Bajo Un Cielo Uruguayo
Faixa a faixa por Leonardo Vinhas
01) “Vemos Ahí”, Los Nuevos Creyentes
Do álbum “Planta Musical” (2021)
“Planta Musical”, o segundo álbum desse sexteto, é uma joia de psicodelia pop. Bebendo mais na lisergia sessentista que em revisões posteriores, entregam canções de apelo imediato, apesar (ou por causa) de sua leve estranheza. “Vemos Ahí” seria um hit dançante se ainda houvesse bares de rock para dançar.
02) “Tormentas”, Hermanos Laser
Do álbum “El Problema de la Forma” (2018)
O quarteto montevideano, que completou 10 anos em 2021, é o único dessa compilação a ter discos lançados no Brasil (pelo selo Imã Records) – inclusive, já tocaram em Porto Alegre. “Tormentas” é a canção que melhor sintetiza sua proposta de misturar indie rock, alt.country e pop de guitarras.
03) “Nada”, Romina Peluffo
Do álbum “Piel Fina” (2020)
Romina Peluffo chamou atenção com seu álbum de estreia, “Obsesa” (2018), e superou-se com seu sucessor, o excelente “Piel Fina” (2020). “Nada” é uma pérola niilista, que em pouco mais de três minutos consegue negar pensamento positivo, meritocracia e outros chavões, tudo isso em uma embalagem power pop eletroacústica viciante.
04) “Decís que No”, Niña Lobo
Do EP “Migrar” (2019)
Niña Lobo faz parte da segunda geração de bandas influenciadas por El Mató a Um Polícia Motorizado – uma banda que marcou um “antes” e depois” no indie latino-americano.
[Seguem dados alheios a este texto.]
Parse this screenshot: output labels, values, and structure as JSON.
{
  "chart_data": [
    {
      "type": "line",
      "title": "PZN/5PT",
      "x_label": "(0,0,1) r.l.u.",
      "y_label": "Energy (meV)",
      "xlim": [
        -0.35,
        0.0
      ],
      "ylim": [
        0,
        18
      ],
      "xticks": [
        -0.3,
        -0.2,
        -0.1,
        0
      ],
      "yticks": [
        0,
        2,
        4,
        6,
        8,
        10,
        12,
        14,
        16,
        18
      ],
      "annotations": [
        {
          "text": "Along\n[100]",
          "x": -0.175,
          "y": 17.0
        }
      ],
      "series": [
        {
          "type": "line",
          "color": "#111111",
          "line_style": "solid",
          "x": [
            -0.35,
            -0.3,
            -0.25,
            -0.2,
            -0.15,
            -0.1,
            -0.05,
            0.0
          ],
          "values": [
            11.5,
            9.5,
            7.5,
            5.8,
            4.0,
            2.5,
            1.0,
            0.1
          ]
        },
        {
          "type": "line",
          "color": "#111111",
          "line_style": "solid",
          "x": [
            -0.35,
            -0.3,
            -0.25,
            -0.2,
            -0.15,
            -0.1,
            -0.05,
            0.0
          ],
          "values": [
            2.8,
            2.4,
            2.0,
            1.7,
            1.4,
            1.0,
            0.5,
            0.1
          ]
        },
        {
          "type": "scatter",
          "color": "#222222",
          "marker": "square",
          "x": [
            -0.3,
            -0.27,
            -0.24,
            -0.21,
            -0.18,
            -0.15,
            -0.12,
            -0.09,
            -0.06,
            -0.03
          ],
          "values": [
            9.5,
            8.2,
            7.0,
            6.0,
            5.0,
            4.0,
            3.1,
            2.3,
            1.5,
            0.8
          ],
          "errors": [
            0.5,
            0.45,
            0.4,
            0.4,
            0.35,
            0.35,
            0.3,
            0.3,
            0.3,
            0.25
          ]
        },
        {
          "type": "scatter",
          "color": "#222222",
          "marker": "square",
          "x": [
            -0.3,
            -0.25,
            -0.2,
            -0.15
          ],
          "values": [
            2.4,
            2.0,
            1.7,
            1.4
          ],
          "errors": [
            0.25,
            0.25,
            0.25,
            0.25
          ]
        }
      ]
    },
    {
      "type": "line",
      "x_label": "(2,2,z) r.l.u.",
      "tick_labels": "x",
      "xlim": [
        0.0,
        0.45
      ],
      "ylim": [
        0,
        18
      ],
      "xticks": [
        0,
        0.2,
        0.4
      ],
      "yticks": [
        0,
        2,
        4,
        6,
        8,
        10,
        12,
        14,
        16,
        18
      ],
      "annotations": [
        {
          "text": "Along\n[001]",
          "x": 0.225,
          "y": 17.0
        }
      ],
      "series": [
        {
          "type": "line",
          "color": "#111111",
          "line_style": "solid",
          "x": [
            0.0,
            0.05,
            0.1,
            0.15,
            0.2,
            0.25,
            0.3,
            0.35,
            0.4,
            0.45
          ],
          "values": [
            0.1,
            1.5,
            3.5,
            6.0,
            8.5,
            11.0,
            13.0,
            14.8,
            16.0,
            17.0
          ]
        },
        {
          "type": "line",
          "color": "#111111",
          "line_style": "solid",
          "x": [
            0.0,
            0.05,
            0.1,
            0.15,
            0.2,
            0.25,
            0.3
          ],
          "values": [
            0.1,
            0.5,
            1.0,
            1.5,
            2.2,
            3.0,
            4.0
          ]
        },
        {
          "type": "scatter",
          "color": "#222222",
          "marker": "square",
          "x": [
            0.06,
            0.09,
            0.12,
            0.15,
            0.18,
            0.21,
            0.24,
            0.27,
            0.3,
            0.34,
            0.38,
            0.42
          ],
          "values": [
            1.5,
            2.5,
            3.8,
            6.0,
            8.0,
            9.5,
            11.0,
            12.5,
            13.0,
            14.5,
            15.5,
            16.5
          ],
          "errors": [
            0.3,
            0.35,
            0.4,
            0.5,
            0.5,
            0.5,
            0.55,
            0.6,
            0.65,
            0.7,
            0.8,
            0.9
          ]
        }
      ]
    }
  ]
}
Suas canções combinam a lassidão punk com um espírito mais intimista, onde nem sempre a velocidade é para dançar.
05) “Lazos”, Cacciatore
Do single “Lazos” (2020)
Cacciatore é a identidade musical do artista Fabricio Berti, e é sob essa alcunha que ele tenta filtrar suas influências de tecnopop, synth pop, eletrônica e rock para o universo moderno. E como se vê por esse single, ele cumpre esse propósito com gosto.
06) “Tinguiñazo al Alma”, Federico Deutsch (feat. Pedro Dalton)
Do álbum “Terrorista Emocional” (2018)
Federico Deutsch é um pioneiro da eletrônica na cena rock uruguaia. Integrou a banda Colectivo Innova, montou o projeto Maverick e também fez registros solo. O álbum “Terrorista Emocional” foi assinado com seu nome, mas traz participação de vários conterrâneos notáveis, entre eles Pedro Dalton (Buenos Muchachos, 2Daltons), que canta nessa faixa.
07) “Funeraria”, Julen y La Gente Sola
Do álbum “Para Siempre” (2020)
Capitaneado pelo incansável Federico Morosini, Julen y La Gente Sola é uma daquelas bandas para pessoas que se sentem solitárias e esquisitas, e não querem deixar de sê-lo – só querem encontrar outras pessoas parecidas. Liricamente, é quase um herdeiro espiritual do Belle and Sebastian, mas a exploração musical é bem mais ampla, com mais ruído, velocidade e estranheza.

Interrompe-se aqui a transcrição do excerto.